A new Lenten discipline
In view of my previous Ethical Musings post about Rethinking Ash
Wednesday, traditional Lenten practices of giving something up to demonstrate
one’s true feelings of regret and penance for one’s sins or of taking on a new
discipline to help one to sin less in the future by becoming a better Christian
are outdated.
Instead, a more appropriate and spiritually helpful discipline is to
commit to celebrating life daily, weekly, or at least once during Lent. This
discipline is admittedly out of step with traditional ecclesiastical emphases
on confessing one’s sins and penitence, e.g., many parishes will use (pp.

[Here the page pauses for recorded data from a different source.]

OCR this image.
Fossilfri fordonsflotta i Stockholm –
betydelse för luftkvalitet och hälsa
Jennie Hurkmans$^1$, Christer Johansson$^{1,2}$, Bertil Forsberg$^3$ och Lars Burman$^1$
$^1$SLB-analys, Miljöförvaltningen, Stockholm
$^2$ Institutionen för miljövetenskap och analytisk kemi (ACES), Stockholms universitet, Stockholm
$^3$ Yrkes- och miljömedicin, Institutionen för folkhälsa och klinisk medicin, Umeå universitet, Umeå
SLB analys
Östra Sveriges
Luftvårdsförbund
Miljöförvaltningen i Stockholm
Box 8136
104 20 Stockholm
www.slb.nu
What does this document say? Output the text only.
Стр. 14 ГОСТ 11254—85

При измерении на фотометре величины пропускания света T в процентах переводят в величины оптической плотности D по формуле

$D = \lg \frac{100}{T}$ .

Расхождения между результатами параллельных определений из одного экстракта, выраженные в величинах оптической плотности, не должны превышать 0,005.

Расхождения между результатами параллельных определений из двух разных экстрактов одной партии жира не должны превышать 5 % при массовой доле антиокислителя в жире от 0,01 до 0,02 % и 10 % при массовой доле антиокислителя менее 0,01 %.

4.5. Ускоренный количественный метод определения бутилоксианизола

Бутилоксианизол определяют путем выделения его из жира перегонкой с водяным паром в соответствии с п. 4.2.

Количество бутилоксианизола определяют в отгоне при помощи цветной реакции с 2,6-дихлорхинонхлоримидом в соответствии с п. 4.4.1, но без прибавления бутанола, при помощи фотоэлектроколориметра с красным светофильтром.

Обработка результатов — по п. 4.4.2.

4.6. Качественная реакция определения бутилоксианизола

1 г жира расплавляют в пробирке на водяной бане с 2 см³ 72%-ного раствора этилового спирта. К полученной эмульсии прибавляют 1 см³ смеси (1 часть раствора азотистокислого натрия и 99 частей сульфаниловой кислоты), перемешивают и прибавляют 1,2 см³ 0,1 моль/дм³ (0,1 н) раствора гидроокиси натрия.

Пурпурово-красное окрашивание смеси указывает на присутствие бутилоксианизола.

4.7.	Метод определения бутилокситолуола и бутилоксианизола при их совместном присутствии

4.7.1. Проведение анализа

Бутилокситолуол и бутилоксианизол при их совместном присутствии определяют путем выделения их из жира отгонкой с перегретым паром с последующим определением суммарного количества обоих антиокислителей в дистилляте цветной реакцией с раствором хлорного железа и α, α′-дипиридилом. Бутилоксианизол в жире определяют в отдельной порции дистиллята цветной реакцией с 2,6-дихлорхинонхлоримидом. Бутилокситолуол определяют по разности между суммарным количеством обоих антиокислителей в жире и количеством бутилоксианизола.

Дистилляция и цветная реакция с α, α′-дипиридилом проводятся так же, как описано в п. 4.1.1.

148-153, Book of Common Prayer) on Sundays during Lent. However, this
discipline coheres with a twenty-first century understanding of Ash Wednesday
and Lent.
Celebrating life can take many different forms; one’s imagination is
the primary limiter of what is possible. Options include arranging a feast or
night of lodging in a hotel for a homeless person, an outsize generous gift for
a person who works for minimum wages or less, and adding a work of art to the
life of another or to one’s own life. These ideas are intended to prime the
pump of your imagination.
We are dust and to dust we shall return. We therefore share in the glitter,
the reflected glory of the creator, visible in all creation. Similarly, we are
also inherently part of something far vaster than the self. So celebrate life,
for in doing so we celebrate the gift of creation and the Creator!